A inflação alta, persistente e disseminada (IPCA em 11,3% ao ano naquele mês), e a taxa de desocupação (10,5% da PEA) mantêm elevadas as necessidades de crédito para recomposição da renda. As famílias encontram nos recursos de terceiros uma saída para manter seu nível de consumo.

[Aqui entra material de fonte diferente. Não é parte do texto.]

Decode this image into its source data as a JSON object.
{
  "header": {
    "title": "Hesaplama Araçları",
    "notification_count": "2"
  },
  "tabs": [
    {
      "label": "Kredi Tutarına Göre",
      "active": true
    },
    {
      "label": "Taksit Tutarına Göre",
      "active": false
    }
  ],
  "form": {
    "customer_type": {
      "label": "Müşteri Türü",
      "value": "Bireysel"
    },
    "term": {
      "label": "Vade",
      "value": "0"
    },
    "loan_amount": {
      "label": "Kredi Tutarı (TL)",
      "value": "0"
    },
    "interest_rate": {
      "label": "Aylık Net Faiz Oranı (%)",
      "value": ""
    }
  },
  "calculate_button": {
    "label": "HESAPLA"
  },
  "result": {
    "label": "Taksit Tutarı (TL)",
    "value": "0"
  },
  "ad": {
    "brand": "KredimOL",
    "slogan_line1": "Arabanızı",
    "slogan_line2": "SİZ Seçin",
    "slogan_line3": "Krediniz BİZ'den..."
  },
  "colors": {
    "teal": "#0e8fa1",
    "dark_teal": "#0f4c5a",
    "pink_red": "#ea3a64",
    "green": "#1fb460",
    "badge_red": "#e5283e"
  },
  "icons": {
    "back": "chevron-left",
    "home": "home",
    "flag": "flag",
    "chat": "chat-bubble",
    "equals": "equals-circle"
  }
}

Pior, usam e abusam de um instrumento emergencial – cartões de crédito – com juros elevadíssimos (350% aa).

O percentual de famílias com dívidas ou contas em atraso bateu um novo recorde, atingindo 28,6% do total de famílias, 4,3 pontos percentuais acima do apurado em abril de 2021, mostrando significativa piora na evolução no ano corrente. O cartão de crédito segue como o tipo de dívida mais procurado pelos consumidores em geral (88,8%), mesmo sendo a modalidade com os custos mais elevados.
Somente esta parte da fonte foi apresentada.